Now for the rest. The rear diver side I could turned but got NO fluid. The two fronts, I couldn't even get turned, I tried a couple different things but no dice. 

Any ideas???


----------



## ALKYGTO (Mar 29, 2010)

So you just topped off the MC and then flushed the dirty fluid through your system?

I would rebuild or replace the front or all of the wheel cylinders to start.

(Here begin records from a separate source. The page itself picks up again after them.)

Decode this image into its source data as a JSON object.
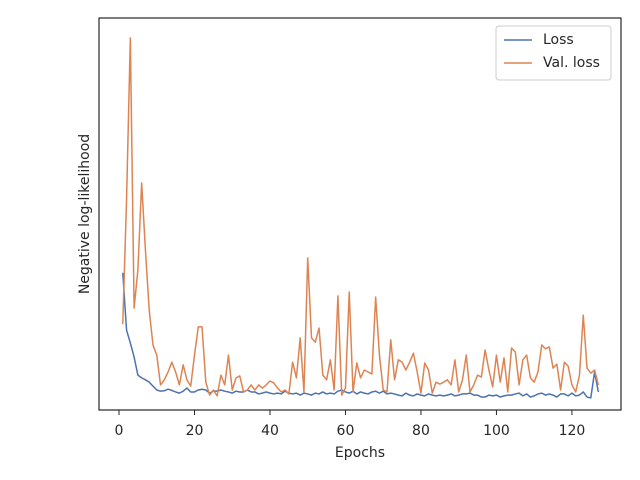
{
  "chart_data": {
    "type": "line",
    "x_label": "Epochs",
    "y_label": "Negative log-likelihood",
    "x": [
      1,
      2,
      3,
      4,
      5,
      6,
      7,
      8,
      9,
      10,
      11,
      12,
      13,
      14,
      15,
      16,
      17,
      18,
      19,
      20,
      21,
      22,
      23,
      24,
      25,
      26,
      27,
      28,
      29,
      30,
      31,
      32,
      33,
      34,
      35,
      36,
      37,
      38,
      39,
      40,
      41,
      42,
      43,
      44,
      45,
      46,
      47,
      48,
      49,
      50,
      51,
      52,
      53,
      54,
      55,
      56,
      57,
      58,
      59,
      60,
      61,
      62,
      63,
      64,
      65,
      66,
      67,
      68,
      69,
      70,
      71,
      72,
      73,
      74,
      75,
      76,
      77,
      78,
      79,
      80,
      81,
      82,
      83,
      84,
      85,
      86,
      87,
      88,
      89,
      90,
      91,
      92,
      93,
      94,
      95,
      96,
      97,
      98,
      99,
      100,
      101,
      102,
      103,
      104,
      105,
      106,
      107,
      108,
      109,
      110,
      111,
      112,
      113,
      114,
      115,
      116,
      117,
      118,
      119,
      120,
      121,
      122,
      123,
      124,
      125,
      126,
      127
    ],
    "series": [
      {
        "name": "Loss",
        "color": "#4c72b0",
        "values": [
          35.0,
          20.4,
          17.1,
          13.5,
          8.9,
          8.2,
          7.7,
          7.1,
          6.1,
          5.1,
          4.8,
          4.9,
          5.3,
          5.0,
          4.6,
          4.3,
          4.8,
          5.6,
          4.6,
          4.6,
          5.1,
          5.3,
          5.1,
          4.3,
          4.8,
          4.8,
          5.1,
          4.8,
          4.6,
          4.3,
          4.8,
          4.6,
          4.6,
          5.1,
          4.6,
          4.6,
          4.1,
          4.3,
          4.6,
          4.3,
          4.1,
          4.3,
          4.1,
          4.8,
          4.3,
          4.1,
          4.3,
          3.8,
          4.3,
          4.1,
          3.8,
          4.3,
          4.1,
          4.6,
          4.1,
          4.3,
          4.1,
          4.8,
          5.1,
          4.6,
          4.3,
          4.8,
          4.1,
          4.6,
          4.3,
          4.1,
          4.6,
          4.8,
          4.3,
          4.8,
          4.1,
          4.3,
          4.1,
          3.8,
          3.6,
          4.3,
          3.8,
          3.6,
          4.1,
          3.8,
          3.6,
          4.1,
          3.8,
          3.6,
          3.8,
          3.6,
          3.8,
          4.1,
          3.6,
          3.8,
          4.1,
          4.1,
          4.3,
          3.8,
          3.8,
          3.3,
          3.3,
          3.8,
          3.6,
          3.8,
          3.3,
          3.6,
          3.8,
          3.8,
          4.1,
          4.3,
          3.6,
          4.1,
          3.3,
          3.6,
          4.1,
          4.3,
          3.8,
          4.1,
          3.8,
          3.3,
          4.1,
          4.1,
          3.6,
          4.3,
          3.6,
          3.8,
          4.6,
          3.3,
          3.1,
          9.7,
          4.6
        ]
      },
      {
        "name": "Val. loss",
        "color": "#dd8452",
        "values": [
          21.9,
          53.6,
          94.9,
          26.0,
          35.7,
          57.9,
          40.8,
          25.5,
          16.6,
          14.0,
          6.4,
          7.7,
          9.7,
          12.2,
          9.7,
          6.4,
          11.5,
          7.7,
          6.1,
          14.0,
          21.2,
          21.2,
          7.1,
          3.8,
          5.1,
          3.6,
          8.9,
          6.4,
          14.0,
          5.1,
          8.2,
          8.7,
          4.6,
          5.1,
          6.4,
          5.1,
          6.4,
          5.6,
          6.4,
          7.4,
          6.9,
          5.6,
          4.6,
          5.1,
          4.1,
          12.2,
          8.2,
          18.4,
          4.6,
          38.8,
          18.4,
          17.3,
          20.9,
          8.9,
          7.7,
          12.8,
          5.1,
          29.1,
          3.8,
          5.6,
          30.1,
          4.6,
          12.0,
          8.2,
          10.2,
          9.7,
          9.2,
          28.8,
          14.0,
          5.1,
          4.6,
          17.9,
          7.7,
          12.8,
          12.2,
          10.2,
          12.2,
          14.5,
          9.7,
          4.3,
          12.0,
          10.2,
          4.3,
          7.1,
          6.6,
          7.1,
          7.7,
          6.4,
          12.8,
          4.6,
          7.7,
          14.0,
          4.6,
          6.4,
          8.9,
          8.4,
          15.3,
          10.2,
          5.9,
          14.0,
          7.1,
          13.3,
          4.6,
          15.8,
          14.8,
          6.4,
          12.8,
          14.0,
          8.2,
          7.1,
          9.7,
          16.6,
          15.6,
          16.1,
          10.7,
          11.7,
          5.1,
          12.2,
          11.2,
          6.4,
          4.6,
          8.9,
          24.2,
          10.7,
          9.4,
          10.2,
          6.4
        ]
      }
    ],
    "xlim": [
      -5.3,
      133
    ],
    "xticks": [
      0,
      20,
      40,
      60,
      80,
      100,
      120
    ],
    "ylim": [
      0,
      100
    ],
    "legend": "upper right"
  }
}
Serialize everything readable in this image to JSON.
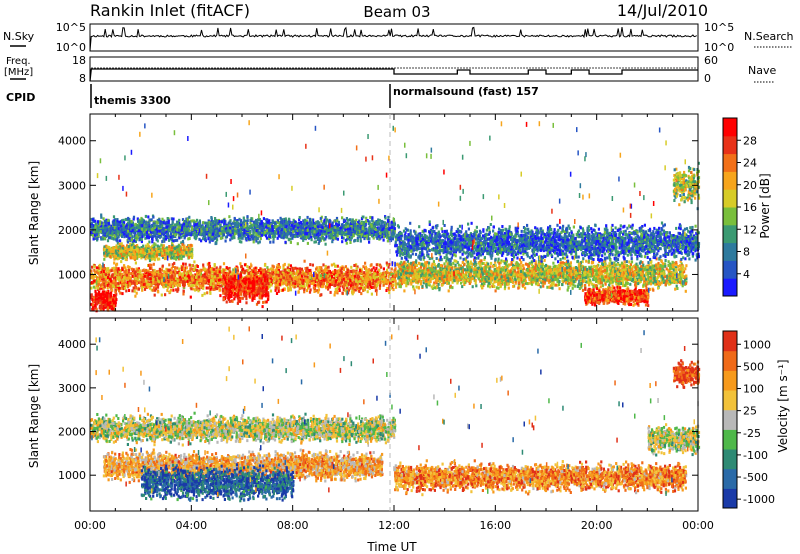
{
  "header": {
    "station": "Rankin Inlet (fitACF)",
    "beam": "Beam 03",
    "date": "14/Jul/2010"
  },
  "top_panels": {
    "nsky_label": "N.Sky",
    "nsky_ticks": [
      "10^5",
      "10^0"
    ],
    "nsearch_label": "N.Search",
    "nsearch_ticks": [
      "10^5",
      "10^0"
    ],
    "freq_label": "Freq.",
    "freq_unit": "[MHz]",
    "freq_ticks": [
      "18",
      "8"
    ],
    "nave_label": "Nave",
    "nave_ticks": [
      "60",
      "0"
    ],
    "cpid_label": "CPID",
    "cpid_segments": [
      {
        "name": "themis 3300",
        "start_hour": 0,
        "end_hour": 12
      },
      {
        "name": "normalsound (fast) 157",
        "start_hour": 12,
        "end_hour": 24
      }
    ]
  },
  "chart_data": [
    {
      "type": "heatmap",
      "name": "power",
      "xlabel": "",
      "ylabel": "Slant Range [km]",
      "xlim": [
        0,
        24
      ],
      "ylim": [
        180,
        4600
      ],
      "yticks": [
        "1000",
        "2000",
        "3000",
        "4000"
      ],
      "colorbar_label": "Power [dB]",
      "colorbar_ticks": [
        "4",
        "8",
        "12",
        "16",
        "20",
        "24",
        "28"
      ],
      "colors": [
        "#1a1aff",
        "#2655c4",
        "#2e7a9e",
        "#3b9a72",
        "#79bf3c",
        "#d7cc28",
        "#f7a51c",
        "#f27018",
        "#e83218",
        "#ff0000"
      ],
      "bands": [
        {
          "range_km": 2000,
          "halfwidth_km": 220,
          "t_start": 0.0,
          "t_end": 12.0,
          "level": 0.25
        },
        {
          "range_km": 1500,
          "halfwidth_km": 140,
          "t_start": 0.5,
          "t_end": 4.0,
          "level": 0.55
        },
        {
          "range_km": 900,
          "halfwidth_km": 260,
          "t_start": 0.0,
          "t_end": 12.0,
          "level": 0.72
        },
        {
          "range_km": 700,
          "halfwidth_km": 300,
          "t_start": 5.2,
          "t_end": 7.0,
          "level": 0.9
        },
        {
          "range_km": 400,
          "halfwidth_km": 200,
          "t_start": 0.0,
          "t_end": 1.0,
          "level": 0.95
        },
        {
          "range_km": 1000,
          "halfwidth_km": 260,
          "t_start": 12.0,
          "t_end": 23.5,
          "level": 0.55
        },
        {
          "range_km": 1700,
          "halfwidth_km": 320,
          "t_start": 12.0,
          "t_end": 24.0,
          "level": 0.2
        },
        {
          "range_km": 500,
          "halfwidth_km": 150,
          "t_start": 19.5,
          "t_end": 22.0,
          "level": 0.85
        },
        {
          "range_km": 3000,
          "halfwidth_km": 350,
          "t_start": 23.0,
          "t_end": 24.0,
          "level": 0.5
        }
      ]
    },
    {
      "type": "heatmap",
      "name": "velocity",
      "xlabel": "Time UT",
      "ylabel": "Slant Range [km]",
      "xlim": [
        0,
        24
      ],
      "ylim": [
        180,
        4600
      ],
      "xticks": [
        "00:00",
        "04:00",
        "08:00",
        "12:00",
        "16:00",
        "20:00",
        "00:00"
      ],
      "yticks": [
        "1000",
        "2000",
        "3000",
        "4000"
      ],
      "colorbar_label": "Velocity [m s⁻¹]",
      "colorbar_ticks": [
        "1000",
        "500",
        "100",
        "25",
        "-25",
        "-100",
        "-500",
        "-1000"
      ],
      "colors": [
        "#1a3aa8",
        "#2a6aa8",
        "#2e8a74",
        "#4fb84a",
        "#b8b8b8",
        "#f2c23a",
        "#f79a1c",
        "#f06a18",
        "#e03018"
      ],
      "bands": [
        {
          "range_km": 2050,
          "halfwidth_km": 240,
          "t_start": 0.0,
          "t_end": 12.0,
          "level": 0.5
        },
        {
          "range_km": 1200,
          "halfwidth_km": 260,
          "t_start": 0.5,
          "t_end": 11.5,
          "level": 0.68
        },
        {
          "range_km": 800,
          "halfwidth_km": 300,
          "t_start": 2.0,
          "t_end": 8.0,
          "level": 0.12
        },
        {
          "range_km": 950,
          "halfwidth_km": 250,
          "t_start": 12.0,
          "t_end": 23.5,
          "level": 0.75
        },
        {
          "range_km": 1800,
          "halfwidth_km": 250,
          "t_start": 22.0,
          "t_end": 24.0,
          "level": 0.5
        },
        {
          "range_km": 3300,
          "halfwidth_km": 220,
          "t_start": 23.0,
          "t_end": 24.0,
          "level": 0.95
        }
      ]
    }
  ]
}
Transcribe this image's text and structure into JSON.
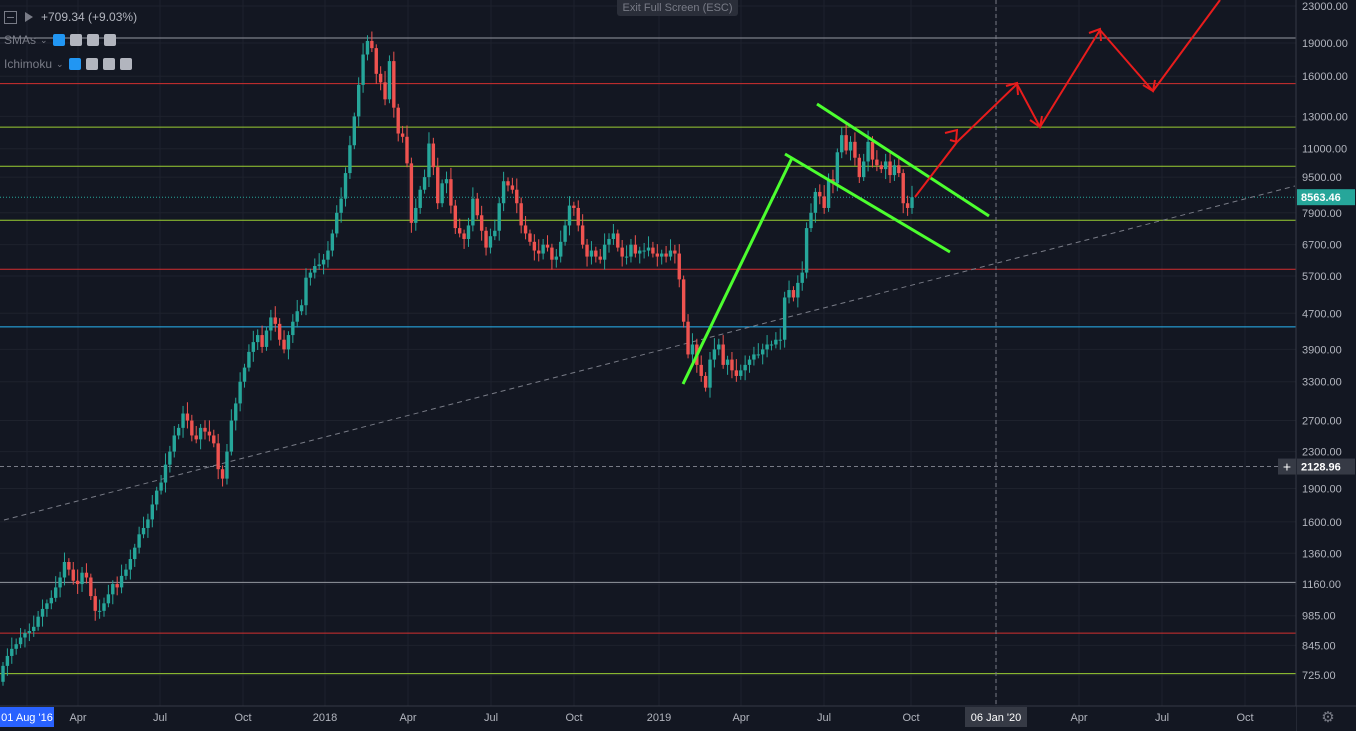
{
  "header": {
    "price_change": "+709.34 (+9.03%)",
    "indicators": [
      {
        "label": "SMAs"
      },
      {
        "label": "Ichimoku"
      }
    ],
    "exit_fullscreen": "Exit Full Screen (ESC)"
  },
  "colors": {
    "background": "#131722",
    "up": "#26a69a",
    "down": "#ef5350",
    "green_line": "#4cff2f",
    "red_arrow": "#e81c1c",
    "axis_text": "#b2b5be",
    "price_label_bg": "#363a45"
  },
  "chart_data": {
    "type": "candlestick",
    "y_scale": "log",
    "y_ticks": [
      "23000.00",
      "19000.00",
      "16000.00",
      "13000.00",
      "11000.00",
      "9500.00",
      "7900.00",
      "6700.00",
      "5700.00",
      "4700.00",
      "3900.00",
      "3300.00",
      "2700.00",
      "2300.00",
      "1900.00",
      "1600.00",
      "1360.00",
      "1160.00",
      "985.00",
      "845.00",
      "725.00"
    ],
    "x_ticks": [
      "01 Aug '16",
      "Apr",
      "Jul",
      "Oct",
      "2018",
      "Apr",
      "Jul",
      "Oct",
      "2019",
      "Apr",
      "Jul",
      "Oct",
      "06 Jan '20",
      "Apr",
      "Jul",
      "Oct"
    ],
    "price_labels": [
      "8563.46",
      "2128.96"
    ],
    "horizontal_levels": [
      {
        "price": 19500,
        "color": "#9598a1"
      },
      {
        "price": 15400,
        "color": "#d32f2f"
      },
      {
        "price": 12300,
        "color": "#9acd32"
      },
      {
        "price": 10050,
        "color": "#9acd32"
      },
      {
        "price": 8563,
        "color": "#26a69a",
        "style": "dotted"
      },
      {
        "price": 7600,
        "color": "#9acd32"
      },
      {
        "price": 5900,
        "color": "#d32f2f"
      },
      {
        "price": 4380,
        "color": "#29b6f6"
      },
      {
        "price": 2130,
        "color": "#787b86",
        "style": "dashed"
      },
      {
        "price": 1170,
        "color": "#9598a1"
      },
      {
        "price": 900,
        "color": "#d32f2f"
      },
      {
        "price": 730,
        "color": "#9acd32"
      }
    ],
    "weekly_closes": [
      760,
      800,
      830,
      850,
      880,
      900,
      910,
      930,
      980,
      1020,
      1050,
      1080,
      1140,
      1200,
      1300,
      1250,
      1180,
      1160,
      1230,
      1200,
      1090,
      1010,
      1010,
      1050,
      1100,
      1160,
      1140,
      1210,
      1250,
      1320,
      1400,
      1500,
      1550,
      1620,
      1750,
      1880,
      1960,
      2150,
      2300,
      2500,
      2600,
      2800,
      2700,
      2500,
      2450,
      2600,
      2550,
      2500,
      2400,
      2100,
      2000,
      2300,
      2700,
      2950,
      3300,
      3550,
      3850,
      4050,
      4200,
      3950,
      4300,
      4600,
      4450,
      4100,
      3900,
      4200,
      4500,
      4750,
      4900,
      5650,
      5800,
      6000,
      6050,
      6200,
      6500,
      7100,
      7900,
      8500,
      9700,
      11200,
      13000,
      15300,
      17900,
      19200,
      18500,
      16200,
      15500,
      14200,
      17300,
      13600,
      11900,
      11700,
      10200,
      7500,
      8100,
      8900,
      9500,
      11300,
      10000,
      8300,
      9200,
      9400,
      8200,
      7300,
      7100,
      6900,
      7400,
      8500,
      7800,
      7200,
      6600,
      7000,
      7200,
      8300,
      9300,
      9100,
      8900,
      8300,
      7400,
      7100,
      6800,
      6500,
      6400,
      6700,
      6600,
      6200,
      6300,
      6800,
      7400,
      8200,
      8100,
      7400,
      6700,
      6300,
      6500,
      6300,
      6200,
      6700,
      6900,
      7100,
      6600,
      6300,
      6300,
      6700,
      6400,
      6500,
      6500,
      6600,
      6400,
      6300,
      6400,
      6300,
      6500,
      6400,
      5600,
      4500,
      3800,
      4000,
      3600,
      3400,
      3200,
      3700,
      3900,
      4000,
      3600,
      3700,
      3500,
      3400,
      3500,
      3600,
      3700,
      3800,
      3800,
      3900,
      4000,
      4000,
      4100,
      4100,
      5100,
      5300,
      5100,
      5500,
      5800,
      7300,
      7900,
      8800,
      8600,
      8100,
      9400,
      9200,
      10800,
      11800,
      10900,
      11400,
      10500,
      9500,
      10300,
      11400,
      10400,
      10100,
      9900,
      10300,
      9600,
      10100,
      9700,
      8300,
      8100,
      8563
    ]
  }
}
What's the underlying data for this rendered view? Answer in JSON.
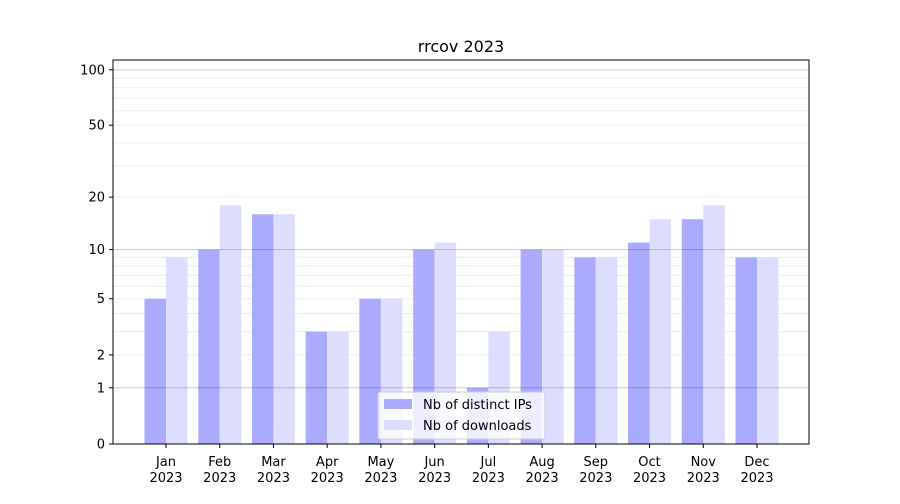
{
  "chart_data": {
    "type": "bar",
    "title": "rrcov 2023",
    "xlabel": "",
    "ylabel": "",
    "y_scale": "log(1+y)",
    "ylim": [
      0,
      113
    ],
    "yticks": [
      0,
      1,
      2,
      5,
      10,
      20,
      50,
      100
    ],
    "ytick_labels": [
      "0",
      "1",
      "2",
      "5",
      "10",
      "20",
      "50",
      "100"
    ],
    "grid": true,
    "legend_position": "bottom-center",
    "categories": [
      {
        "month": "Jan",
        "year": "2023"
      },
      {
        "month": "Feb",
        "year": "2023"
      },
      {
        "month": "Mar",
        "year": "2023"
      },
      {
        "month": "Apr",
        "year": "2023"
      },
      {
        "month": "May",
        "year": "2023"
      },
      {
        "month": "Jun",
        "year": "2023"
      },
      {
        "month": "Jul",
        "year": "2023"
      },
      {
        "month": "Aug",
        "year": "2023"
      },
      {
        "month": "Sep",
        "year": "2023"
      },
      {
        "month": "Oct",
        "year": "2023"
      },
      {
        "month": "Nov",
        "year": "2023"
      },
      {
        "month": "Dec",
        "year": "2023"
      }
    ],
    "series": [
      {
        "name": "Nb of distinct IPs",
        "color": "#aaaaff",
        "values": [
          5,
          10,
          16,
          3,
          5,
          10,
          1,
          10,
          9,
          11,
          15,
          9
        ]
      },
      {
        "name": "Nb of downloads",
        "color": "#ddddff",
        "values": [
          9,
          18,
          16,
          3,
          5,
          11,
          3,
          10,
          9,
          15,
          18,
          9
        ]
      }
    ]
  }
}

Is the brake light on? Your distribution valve may have shifted shutting off fluid to the rear or the line may be clogged or have a hole in it. The original lines on my 69 were rusted through where the clamps hold the line on the frame rail. I replaced them all with stainless.


----------



## LeMansChaser (Mar 13, 2012)

Thanks ALKTGTO, No, no break light. I actually cleaned the fluid out of the master cylinder, replaced it with new fluid and completely flushed the system. (To get the valves loss I taped them up real tight and applied some BP Blaster to the base, they freed right up.) In hind sight I think I would have tried a reverse flush. The breaks firmed up immediately and appear to be holding. I will continue to watch it to make sure I don't have hole in the line or leak. I did do an extremely through investigation of all of the lines and they were not rusted and all appeared to be in great shape. 

With that said I do want to at very least rebuild the brake cylinders, if not replace them all together; that however, is a project for another weekend...


----------